One of my fondest childhood memories is my mom baking bread. Today, butter melting on a thick, warm slice of freshly baked bread still tastes like my childhood.
Growing up in a family of six like mine, that freshly baked goodness never made it to Day 2. It didn’t even make it to the 8 ‘o clock news. For the purpose of this post though, let’s pretend it did. Let’s imagine my sisters and I were able to exercise some self-control. Let’s imagine we let the bread just stand there. For days. It would, of course, get stale. Because of the exposure to air. To oxygen, more specifically.
Same goes for coffee.
As soon as coffee beans are roasted, they start to lose their freshness. Because of the exposure to air. To oxygen, more specifically. The longer that exposure, the more freshness is lost. So the key to the freshest cup of coffee possible is quite simple actually: buy coffee as close to the roast date as possible.

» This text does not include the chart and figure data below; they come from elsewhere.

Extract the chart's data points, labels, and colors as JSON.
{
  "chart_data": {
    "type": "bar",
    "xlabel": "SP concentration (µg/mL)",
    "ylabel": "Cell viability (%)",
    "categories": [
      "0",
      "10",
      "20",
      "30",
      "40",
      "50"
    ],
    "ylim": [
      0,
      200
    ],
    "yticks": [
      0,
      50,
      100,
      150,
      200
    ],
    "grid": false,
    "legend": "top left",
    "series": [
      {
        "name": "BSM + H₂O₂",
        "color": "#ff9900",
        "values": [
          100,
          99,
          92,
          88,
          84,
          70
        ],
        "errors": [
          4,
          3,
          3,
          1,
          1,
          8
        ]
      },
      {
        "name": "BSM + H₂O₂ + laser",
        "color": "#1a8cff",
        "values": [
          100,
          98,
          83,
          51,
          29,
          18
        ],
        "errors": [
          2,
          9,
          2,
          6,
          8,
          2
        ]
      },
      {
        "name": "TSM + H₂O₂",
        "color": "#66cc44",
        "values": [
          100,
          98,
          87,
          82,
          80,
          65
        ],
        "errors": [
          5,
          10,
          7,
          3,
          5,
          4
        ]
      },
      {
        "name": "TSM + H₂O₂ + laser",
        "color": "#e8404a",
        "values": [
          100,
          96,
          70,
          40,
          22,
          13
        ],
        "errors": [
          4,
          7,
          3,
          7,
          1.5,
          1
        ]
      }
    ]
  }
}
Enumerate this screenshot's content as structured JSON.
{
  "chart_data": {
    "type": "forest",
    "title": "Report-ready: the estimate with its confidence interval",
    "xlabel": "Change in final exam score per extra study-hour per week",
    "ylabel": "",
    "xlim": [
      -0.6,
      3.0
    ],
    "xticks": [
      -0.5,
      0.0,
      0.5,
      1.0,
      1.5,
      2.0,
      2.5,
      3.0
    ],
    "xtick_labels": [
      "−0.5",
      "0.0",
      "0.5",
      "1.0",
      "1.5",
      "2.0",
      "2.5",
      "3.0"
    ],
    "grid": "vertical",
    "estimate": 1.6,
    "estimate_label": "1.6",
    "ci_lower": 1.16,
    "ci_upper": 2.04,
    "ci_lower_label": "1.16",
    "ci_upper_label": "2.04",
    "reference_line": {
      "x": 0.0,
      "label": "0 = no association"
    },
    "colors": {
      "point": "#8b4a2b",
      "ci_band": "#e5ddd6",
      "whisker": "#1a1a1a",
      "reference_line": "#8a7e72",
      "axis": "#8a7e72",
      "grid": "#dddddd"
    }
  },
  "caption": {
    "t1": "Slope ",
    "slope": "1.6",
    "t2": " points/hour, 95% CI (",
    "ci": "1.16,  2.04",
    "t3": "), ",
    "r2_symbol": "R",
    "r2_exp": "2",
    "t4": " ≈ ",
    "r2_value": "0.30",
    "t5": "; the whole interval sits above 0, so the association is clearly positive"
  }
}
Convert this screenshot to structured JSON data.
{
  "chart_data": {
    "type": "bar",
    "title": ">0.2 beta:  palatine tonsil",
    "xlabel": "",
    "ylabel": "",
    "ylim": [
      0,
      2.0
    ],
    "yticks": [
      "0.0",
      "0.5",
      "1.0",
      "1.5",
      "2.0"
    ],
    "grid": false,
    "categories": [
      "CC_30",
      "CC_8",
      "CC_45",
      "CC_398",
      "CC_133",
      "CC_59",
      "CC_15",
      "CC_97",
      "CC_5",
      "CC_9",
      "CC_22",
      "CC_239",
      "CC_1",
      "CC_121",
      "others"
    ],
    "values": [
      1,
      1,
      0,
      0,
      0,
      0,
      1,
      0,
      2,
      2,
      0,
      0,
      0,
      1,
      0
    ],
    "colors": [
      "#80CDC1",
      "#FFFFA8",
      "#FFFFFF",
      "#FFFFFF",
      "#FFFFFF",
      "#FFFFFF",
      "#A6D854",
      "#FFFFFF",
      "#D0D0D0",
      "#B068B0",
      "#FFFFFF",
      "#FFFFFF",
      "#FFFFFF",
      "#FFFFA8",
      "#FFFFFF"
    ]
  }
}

Coffee geeks globally recommend you’ll get the best results by consuming within 2 weeks of the roast date. Some even recommend that the coffee “rest” for a week after roasting for maximum results. My advice: buy coffee as close to the roast date as you can manage. The closer to the roast date you’re drinking that coffee, the fresher it will be, the better it will taste.
So how do you find out what the roast date is? Lately, I’ve found it’s not difficult at all. Good coffee shops know when their beans were roasted. Just ask. Good retailers, I discovered last week, go as far as taking unsold bags of coffee off the shelves to replenish with beans roasted less than 2 weeks ago. So, mostly, we’re in good hands.
But for the absolute best chance of knowing when exactly the coffee was roasted, there’s a simple little trick: buy your coffee directly from the roaster.
Making a habit of finding out when your coffee was roasted is one of the best things you’ll do on your coffee journey. Why don’t you Google your nearest coffee roaster and make a plan to visit one this weekend. If they’re not conveniently located, ask for the names of the coffee shops they supply.
While you do that, I’m going to call my mom.